The sound recordist is honoured by the Australian Screen Sound Guild for his 37 years working in Australian film and TV.

The sound of Australia is iconic: sizzling barbecues, chirping crickets and the crackle of dry summer air. It’s a familiar atmosphere that we might take for granted – but sound recordist James Currie has dedicated his career to conjuring that familiar soundscape for the cinema. At a ceremony in Sydney on Sunday, Currie was recognised with a Lifetime Achievement Award from the Australian Screen Sound Guild for his 37 year career capturing that quintessentially Aussie atmosphere on tape.

Currie studied music and film at the Elder Conservatorium and Flinders University, and joined the South Australian Film Corporation in 1973. Since then, he has gone on to create and record unique sound environments for almost 100 Australian films and TV projects, including work with acclaimed directors Rolf de Heer and Paul Cox.

Currie said he was shocked to win the award since he’s not a mainstream artist. “I occasionally dabble in the mainstream,” he said in an interview with ABC, “but my main life has been with the underground, alternative cinema and those auteurs, so it was a big surprise.”  
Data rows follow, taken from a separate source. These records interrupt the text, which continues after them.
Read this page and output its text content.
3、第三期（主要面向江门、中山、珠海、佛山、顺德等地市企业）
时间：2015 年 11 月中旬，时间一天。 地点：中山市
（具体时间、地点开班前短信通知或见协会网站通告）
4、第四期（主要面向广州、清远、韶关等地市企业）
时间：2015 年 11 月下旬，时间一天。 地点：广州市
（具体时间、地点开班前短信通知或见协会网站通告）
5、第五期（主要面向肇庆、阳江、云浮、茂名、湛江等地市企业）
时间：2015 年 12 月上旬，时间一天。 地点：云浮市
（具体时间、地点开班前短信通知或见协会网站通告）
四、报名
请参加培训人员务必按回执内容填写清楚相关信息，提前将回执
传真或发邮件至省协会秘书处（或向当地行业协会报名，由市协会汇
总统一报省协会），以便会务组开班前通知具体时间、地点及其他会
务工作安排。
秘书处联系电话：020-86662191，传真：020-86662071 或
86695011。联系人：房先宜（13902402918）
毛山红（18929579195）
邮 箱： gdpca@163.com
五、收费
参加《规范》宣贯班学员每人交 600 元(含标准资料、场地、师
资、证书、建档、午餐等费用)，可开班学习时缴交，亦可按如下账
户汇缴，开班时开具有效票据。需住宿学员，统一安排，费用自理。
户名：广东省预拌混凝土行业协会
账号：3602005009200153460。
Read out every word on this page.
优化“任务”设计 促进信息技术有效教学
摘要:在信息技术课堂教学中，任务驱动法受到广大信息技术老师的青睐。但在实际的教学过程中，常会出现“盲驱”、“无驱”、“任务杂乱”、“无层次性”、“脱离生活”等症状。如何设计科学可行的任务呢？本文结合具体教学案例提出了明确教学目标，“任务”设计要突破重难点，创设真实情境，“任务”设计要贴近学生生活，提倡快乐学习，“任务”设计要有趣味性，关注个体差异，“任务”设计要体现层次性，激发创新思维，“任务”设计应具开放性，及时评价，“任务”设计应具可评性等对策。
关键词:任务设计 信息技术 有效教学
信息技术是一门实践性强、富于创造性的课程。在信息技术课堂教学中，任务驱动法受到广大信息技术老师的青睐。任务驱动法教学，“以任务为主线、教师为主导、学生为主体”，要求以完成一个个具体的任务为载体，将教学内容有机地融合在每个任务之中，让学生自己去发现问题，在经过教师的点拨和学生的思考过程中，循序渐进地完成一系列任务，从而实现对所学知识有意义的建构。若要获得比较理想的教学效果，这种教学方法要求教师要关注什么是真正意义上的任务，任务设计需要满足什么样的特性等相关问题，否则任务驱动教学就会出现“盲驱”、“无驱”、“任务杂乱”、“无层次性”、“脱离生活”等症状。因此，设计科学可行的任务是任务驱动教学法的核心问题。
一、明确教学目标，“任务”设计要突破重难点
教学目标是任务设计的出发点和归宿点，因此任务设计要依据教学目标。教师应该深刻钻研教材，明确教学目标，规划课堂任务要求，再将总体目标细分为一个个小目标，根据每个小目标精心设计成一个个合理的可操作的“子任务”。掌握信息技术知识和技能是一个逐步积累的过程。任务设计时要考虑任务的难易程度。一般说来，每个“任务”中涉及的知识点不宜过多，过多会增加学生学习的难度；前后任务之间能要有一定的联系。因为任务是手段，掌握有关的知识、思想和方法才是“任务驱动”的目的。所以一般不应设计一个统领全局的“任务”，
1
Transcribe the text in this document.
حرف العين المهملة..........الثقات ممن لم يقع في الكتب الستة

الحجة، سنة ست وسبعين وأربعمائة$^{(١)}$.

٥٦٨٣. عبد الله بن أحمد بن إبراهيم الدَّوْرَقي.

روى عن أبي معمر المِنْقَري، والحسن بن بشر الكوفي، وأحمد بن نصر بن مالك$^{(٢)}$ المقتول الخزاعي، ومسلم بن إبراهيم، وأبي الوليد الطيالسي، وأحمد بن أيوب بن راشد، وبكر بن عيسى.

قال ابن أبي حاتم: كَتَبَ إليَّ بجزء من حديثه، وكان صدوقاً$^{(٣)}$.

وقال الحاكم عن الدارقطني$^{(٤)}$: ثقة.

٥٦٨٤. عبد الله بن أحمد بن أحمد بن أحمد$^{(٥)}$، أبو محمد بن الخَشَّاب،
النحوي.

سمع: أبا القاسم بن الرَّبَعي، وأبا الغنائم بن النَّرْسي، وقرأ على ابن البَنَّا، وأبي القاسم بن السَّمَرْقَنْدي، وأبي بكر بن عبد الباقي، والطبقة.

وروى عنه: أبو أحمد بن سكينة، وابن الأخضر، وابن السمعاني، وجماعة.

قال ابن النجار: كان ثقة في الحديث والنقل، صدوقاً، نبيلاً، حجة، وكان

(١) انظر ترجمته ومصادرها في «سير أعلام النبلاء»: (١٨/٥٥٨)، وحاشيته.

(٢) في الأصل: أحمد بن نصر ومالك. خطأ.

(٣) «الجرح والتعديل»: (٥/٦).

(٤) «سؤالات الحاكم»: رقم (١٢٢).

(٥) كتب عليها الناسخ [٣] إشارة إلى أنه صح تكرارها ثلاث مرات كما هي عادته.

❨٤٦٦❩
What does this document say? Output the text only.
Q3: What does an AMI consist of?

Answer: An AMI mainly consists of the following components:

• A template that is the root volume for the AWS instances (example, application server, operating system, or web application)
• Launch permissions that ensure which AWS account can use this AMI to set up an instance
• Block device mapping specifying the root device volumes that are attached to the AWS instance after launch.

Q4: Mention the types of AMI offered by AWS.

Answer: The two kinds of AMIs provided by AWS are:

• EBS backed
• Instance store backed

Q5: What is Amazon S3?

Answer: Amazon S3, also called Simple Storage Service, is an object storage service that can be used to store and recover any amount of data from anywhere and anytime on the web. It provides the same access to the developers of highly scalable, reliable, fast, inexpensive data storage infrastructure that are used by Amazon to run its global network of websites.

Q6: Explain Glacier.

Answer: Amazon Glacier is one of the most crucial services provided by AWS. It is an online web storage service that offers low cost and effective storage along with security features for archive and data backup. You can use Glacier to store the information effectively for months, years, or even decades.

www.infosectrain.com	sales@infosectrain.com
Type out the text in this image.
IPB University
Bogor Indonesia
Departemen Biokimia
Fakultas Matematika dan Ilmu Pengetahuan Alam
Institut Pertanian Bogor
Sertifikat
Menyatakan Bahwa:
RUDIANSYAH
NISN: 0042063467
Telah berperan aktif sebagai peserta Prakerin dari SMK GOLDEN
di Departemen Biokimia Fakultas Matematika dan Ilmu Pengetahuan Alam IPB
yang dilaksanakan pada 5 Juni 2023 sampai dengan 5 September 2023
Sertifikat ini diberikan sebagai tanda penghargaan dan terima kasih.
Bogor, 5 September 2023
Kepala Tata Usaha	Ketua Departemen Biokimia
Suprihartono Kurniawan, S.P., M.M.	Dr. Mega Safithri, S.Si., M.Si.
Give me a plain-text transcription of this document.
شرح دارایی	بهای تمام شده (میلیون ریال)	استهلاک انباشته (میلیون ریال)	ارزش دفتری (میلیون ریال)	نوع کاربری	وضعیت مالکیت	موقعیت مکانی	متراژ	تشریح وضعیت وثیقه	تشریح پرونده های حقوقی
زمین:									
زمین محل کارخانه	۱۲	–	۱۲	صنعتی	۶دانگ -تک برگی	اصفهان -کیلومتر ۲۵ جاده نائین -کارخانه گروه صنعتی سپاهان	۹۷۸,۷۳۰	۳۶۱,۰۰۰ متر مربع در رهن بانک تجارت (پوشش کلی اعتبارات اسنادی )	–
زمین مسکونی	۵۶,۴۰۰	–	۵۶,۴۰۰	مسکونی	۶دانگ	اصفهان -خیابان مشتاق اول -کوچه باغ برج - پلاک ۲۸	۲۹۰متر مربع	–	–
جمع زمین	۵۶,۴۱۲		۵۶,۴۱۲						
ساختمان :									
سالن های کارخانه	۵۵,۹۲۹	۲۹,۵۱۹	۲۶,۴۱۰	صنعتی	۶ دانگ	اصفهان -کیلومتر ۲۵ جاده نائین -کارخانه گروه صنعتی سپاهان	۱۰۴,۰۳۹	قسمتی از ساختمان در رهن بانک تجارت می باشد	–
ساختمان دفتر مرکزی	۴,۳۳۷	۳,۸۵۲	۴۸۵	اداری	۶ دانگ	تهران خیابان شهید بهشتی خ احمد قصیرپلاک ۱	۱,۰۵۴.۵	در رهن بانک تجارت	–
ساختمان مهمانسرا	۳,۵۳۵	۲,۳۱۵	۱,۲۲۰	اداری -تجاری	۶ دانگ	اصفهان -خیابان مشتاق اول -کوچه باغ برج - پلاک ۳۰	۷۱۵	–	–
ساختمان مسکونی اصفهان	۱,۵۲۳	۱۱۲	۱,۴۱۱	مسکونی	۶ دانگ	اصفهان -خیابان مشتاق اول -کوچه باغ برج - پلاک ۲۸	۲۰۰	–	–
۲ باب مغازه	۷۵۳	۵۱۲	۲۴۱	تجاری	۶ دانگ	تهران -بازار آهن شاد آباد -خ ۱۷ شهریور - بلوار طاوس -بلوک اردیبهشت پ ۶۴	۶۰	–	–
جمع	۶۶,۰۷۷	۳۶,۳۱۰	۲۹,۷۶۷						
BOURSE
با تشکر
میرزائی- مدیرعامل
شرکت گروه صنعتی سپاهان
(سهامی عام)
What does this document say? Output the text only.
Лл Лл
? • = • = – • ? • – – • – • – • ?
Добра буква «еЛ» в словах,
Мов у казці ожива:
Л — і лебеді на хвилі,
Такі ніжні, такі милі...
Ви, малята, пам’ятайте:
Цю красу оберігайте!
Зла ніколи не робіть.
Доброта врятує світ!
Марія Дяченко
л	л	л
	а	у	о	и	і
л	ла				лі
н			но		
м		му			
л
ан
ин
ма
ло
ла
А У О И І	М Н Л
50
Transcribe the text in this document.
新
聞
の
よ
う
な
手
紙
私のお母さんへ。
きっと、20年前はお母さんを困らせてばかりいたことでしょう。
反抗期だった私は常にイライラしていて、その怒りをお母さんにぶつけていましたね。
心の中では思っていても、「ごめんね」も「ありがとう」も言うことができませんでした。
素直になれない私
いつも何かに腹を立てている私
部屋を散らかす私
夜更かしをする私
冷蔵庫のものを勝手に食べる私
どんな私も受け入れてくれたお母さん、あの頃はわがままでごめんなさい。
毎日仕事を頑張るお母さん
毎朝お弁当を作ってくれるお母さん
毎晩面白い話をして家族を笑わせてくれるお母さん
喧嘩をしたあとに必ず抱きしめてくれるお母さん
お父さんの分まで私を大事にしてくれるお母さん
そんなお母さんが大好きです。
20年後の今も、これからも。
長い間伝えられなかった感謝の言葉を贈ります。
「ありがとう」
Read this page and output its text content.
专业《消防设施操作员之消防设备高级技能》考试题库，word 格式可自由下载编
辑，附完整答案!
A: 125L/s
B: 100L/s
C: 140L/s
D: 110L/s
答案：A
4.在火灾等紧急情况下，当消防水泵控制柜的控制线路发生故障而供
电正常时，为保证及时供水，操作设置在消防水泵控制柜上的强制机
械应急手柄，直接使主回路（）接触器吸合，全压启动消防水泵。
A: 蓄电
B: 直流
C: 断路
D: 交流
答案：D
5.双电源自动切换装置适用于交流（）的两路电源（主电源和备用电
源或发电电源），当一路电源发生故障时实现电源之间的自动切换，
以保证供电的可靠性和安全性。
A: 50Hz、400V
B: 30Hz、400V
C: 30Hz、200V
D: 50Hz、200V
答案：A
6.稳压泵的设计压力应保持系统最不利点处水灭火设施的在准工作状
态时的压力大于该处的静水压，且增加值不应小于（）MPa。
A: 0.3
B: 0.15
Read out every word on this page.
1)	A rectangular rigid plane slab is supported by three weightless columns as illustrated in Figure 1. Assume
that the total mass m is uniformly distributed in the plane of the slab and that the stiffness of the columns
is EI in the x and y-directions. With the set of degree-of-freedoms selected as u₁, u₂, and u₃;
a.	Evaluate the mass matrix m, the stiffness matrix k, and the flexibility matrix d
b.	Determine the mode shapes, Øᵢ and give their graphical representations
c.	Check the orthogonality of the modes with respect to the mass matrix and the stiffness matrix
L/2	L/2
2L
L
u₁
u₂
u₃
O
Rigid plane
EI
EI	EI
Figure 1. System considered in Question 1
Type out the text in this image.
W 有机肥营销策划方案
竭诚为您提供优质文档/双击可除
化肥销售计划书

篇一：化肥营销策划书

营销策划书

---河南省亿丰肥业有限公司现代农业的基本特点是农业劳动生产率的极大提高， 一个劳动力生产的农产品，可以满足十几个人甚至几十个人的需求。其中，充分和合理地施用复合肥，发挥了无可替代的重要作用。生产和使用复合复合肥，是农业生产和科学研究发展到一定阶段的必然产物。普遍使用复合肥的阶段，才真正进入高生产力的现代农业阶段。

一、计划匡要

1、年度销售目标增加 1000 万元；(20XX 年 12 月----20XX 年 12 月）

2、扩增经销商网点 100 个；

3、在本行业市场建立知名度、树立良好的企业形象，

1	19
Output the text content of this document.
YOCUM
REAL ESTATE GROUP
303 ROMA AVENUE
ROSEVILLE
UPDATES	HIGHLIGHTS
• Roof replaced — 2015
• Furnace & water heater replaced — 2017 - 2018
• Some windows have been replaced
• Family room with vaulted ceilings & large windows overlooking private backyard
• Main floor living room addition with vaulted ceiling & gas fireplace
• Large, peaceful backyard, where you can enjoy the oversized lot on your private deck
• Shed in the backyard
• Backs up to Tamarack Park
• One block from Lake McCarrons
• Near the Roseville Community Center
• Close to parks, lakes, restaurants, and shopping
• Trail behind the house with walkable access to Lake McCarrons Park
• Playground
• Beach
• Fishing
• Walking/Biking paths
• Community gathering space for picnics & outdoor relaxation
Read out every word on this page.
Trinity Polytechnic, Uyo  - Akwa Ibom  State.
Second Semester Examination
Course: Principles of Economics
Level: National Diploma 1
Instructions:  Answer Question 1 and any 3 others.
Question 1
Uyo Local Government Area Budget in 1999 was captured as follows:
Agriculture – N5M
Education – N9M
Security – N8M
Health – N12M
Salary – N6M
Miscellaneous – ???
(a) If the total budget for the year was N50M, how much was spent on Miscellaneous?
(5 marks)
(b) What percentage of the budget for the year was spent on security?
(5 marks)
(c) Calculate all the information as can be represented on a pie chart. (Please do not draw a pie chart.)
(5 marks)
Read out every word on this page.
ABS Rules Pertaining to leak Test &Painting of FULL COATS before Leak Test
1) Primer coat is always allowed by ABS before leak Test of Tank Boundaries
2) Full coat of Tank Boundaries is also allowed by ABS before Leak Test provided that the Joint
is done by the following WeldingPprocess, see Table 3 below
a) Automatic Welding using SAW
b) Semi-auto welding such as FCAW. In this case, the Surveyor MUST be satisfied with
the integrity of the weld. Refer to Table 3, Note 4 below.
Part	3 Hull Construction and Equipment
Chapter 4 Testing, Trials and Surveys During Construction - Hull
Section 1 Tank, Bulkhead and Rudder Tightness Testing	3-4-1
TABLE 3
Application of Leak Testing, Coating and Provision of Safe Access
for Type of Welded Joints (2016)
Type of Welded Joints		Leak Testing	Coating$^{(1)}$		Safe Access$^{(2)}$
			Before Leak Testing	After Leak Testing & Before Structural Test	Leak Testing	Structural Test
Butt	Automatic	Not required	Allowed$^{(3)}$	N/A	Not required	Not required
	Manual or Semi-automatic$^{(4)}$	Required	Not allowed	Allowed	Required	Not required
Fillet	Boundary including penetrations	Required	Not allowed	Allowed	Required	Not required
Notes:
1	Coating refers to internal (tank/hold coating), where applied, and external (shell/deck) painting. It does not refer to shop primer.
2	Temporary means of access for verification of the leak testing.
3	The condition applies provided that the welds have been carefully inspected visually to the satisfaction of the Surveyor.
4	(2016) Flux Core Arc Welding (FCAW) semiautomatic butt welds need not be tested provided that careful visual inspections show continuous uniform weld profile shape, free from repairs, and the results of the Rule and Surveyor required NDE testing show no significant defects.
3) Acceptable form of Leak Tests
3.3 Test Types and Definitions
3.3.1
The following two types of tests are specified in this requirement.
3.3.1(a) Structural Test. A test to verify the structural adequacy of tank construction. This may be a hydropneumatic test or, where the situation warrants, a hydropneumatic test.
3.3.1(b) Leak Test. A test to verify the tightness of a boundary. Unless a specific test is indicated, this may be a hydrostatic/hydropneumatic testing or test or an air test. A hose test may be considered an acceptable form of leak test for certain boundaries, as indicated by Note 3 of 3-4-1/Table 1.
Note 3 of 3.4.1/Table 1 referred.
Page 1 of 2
Music is the best-known element of sound within a film – just think of Bernard Hermann’s unforgettable score for Psycho, or Stanley Kubrick’s use of Richard Strauss’ Thus Spake Zarathustra as the gloriously powerful opening to 2001: A Space Odyssey. However, like the score, background noises and distinctive sounds are vital to bringing the dramatic tension of a film to the fore. As a sound recordist, Currie doesn’t work with the music, but rather the subtle noises that are essential to realising a film’s location and atmosphere. He’s worked on a number of iconic Australian films, including Red Dog, Ten Canoes and Charlie’s Country.

Andrew Zielinski in his book, Conversations With a Sound Man, writes that Currie “creates and records a unique sound environment, believing firmly that sound needs to be recorded and mixed using the actual environment in which the film is being shot. From this philosophy has come his practice of recording on site, seeking the truth, integrity and fidelity of each location.”